# Diamond Deluxe Trailers?



## Ron Schuna (Jan 22, 2004)

Looking for First hand experience/knowledge regarding Diamond Deluxe trailers? What are your thoughts?

Thanks


----------



## rarintogolabs (Jun 30, 2004)

Is this the diamond deluxe co. in Texas?


----------



## Ron Schuna (Jan 22, 2004)

*diamond deluxe*

No it is located in North Carolina


----------



## Mistyriver (May 19, 2005)

Ron,

They are located in Denton NC. I went and visted them last fall to look at their work on a 2 hole box. I can't tell you much about their trailers but I would think their box quality would be the same on trailers. I thought they were ok. They are not a highend box. I consider them a medium quality line. Definitely nothing like an Ainsley, Deerskin etc.. Everything I saw was made of Diamond Plate Aluminum. I prefer SS myself. To many stories of yellow dogs turning silver with aluminum. I ended up going to Mountain Top Kennels and had them make me a custom SS. My theory is you get what you pay for in quality and workmanship. For instance I thought the struts were welded on a little sloppy. To many rough edges. Alignment on doors etc were a little off. I don't know where you live, but if all possible I would find someone who already has one or go visit the companies you plan on buying a trailer from so you can see for yourself.


Bill


----------



## badbullgator (Dec 20, 2004)

Mistyriver said:


> Ron,
> 
> They are located in Denton NC. I went and visted them last fall to look at their work on a 2 hole box.

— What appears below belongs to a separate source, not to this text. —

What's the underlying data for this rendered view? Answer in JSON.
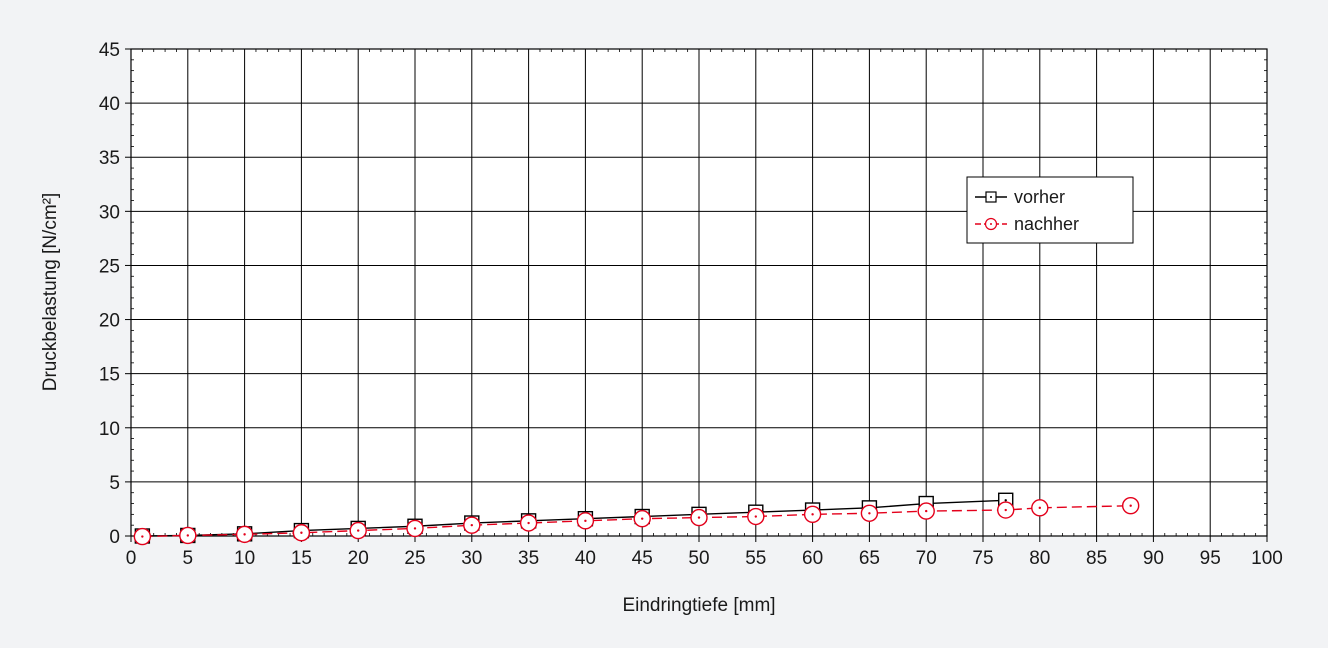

I can't tell you much about their trailers but I would think their box quality would be the same on trailers. I thought they were ok. They are not a highend box. I consider them a medium quality line. Definitely nothing like an Ainsley, Deerskin etc.. Everything I saw was made of Diamond Plate Aluminum. I prefer SS myself. To many stories of yellow dogs turning silver with aluminum. I ended up going to Mountain Top Kennels and had them make me a custom SS. My theory is you get what you pay for in quality and workmanship. For instance I thought the struts were welded on a little sloppy. To many rough edges. Alignment on doors etc were a little off. I don't know where you live, but if all possible I would find someone who already has one or go visit the companies you plan on buying a trailer from so you can see for yourself.
> 
> ...


I have seen two of their trailers. Not overly impressed with the quality. Like Bill says, you get what you pay for. The price difference between these and other, higher quality, trailers is not that significant and the extra money spent would probably be a good investment. A used Jones, Aniley, Deerskin?.. would probably be in line with the price of a new DD trailer.


----------



## Ben Hucks (May 11, 2004)

*trailer*

I will give a first hand objective from someone who is in the business.......
I just had the fellow that owns Red Wing Hound Haulers leave our shop with some boxes that were headed to the west coast. While the boxes were being loaded i was all over the trailer looking at the construction. So here goes..... it was a 22 dog compartment gooseneck tandem axle trailer that had around 600k miles on it. I thought the overall layout of the trailer was very nice, the constructrion was good although some of the welds were breaking in the places that you could tell were stress points. The box was mostly welded alum. that was spot welded to alum. tubing. The tubing looked to be about .063-.080 thickness that was mig welded all external welds were tig welded. Most all of the insulation had come out as it was a corragated plastic that had been liquid nailed to the interior walls. The interior was mostly expanded metal welded to the tubing. It had vents in every hole and the ventelation seemed to be good. The only thing that i was very surprised in was the wiring on the trailer had no protection and the owner said he had allot of problems with the lights shorting out from cut wires. Those are the facts as i saw them , i hope this helps.... for the amount of miles the trailer had on it i thought it had help very well.


----------



## Ron Schuna (Jan 22, 2004)

*Thank!*

All,

Thanks for your input. I am shopping and am trying to get information on all of the mfg's. Every one of the trailer makers got a start somewhere so I'm just trying to make an informed decision. Dog safety is number one and astetics is number two as far as I'm concerned.


----------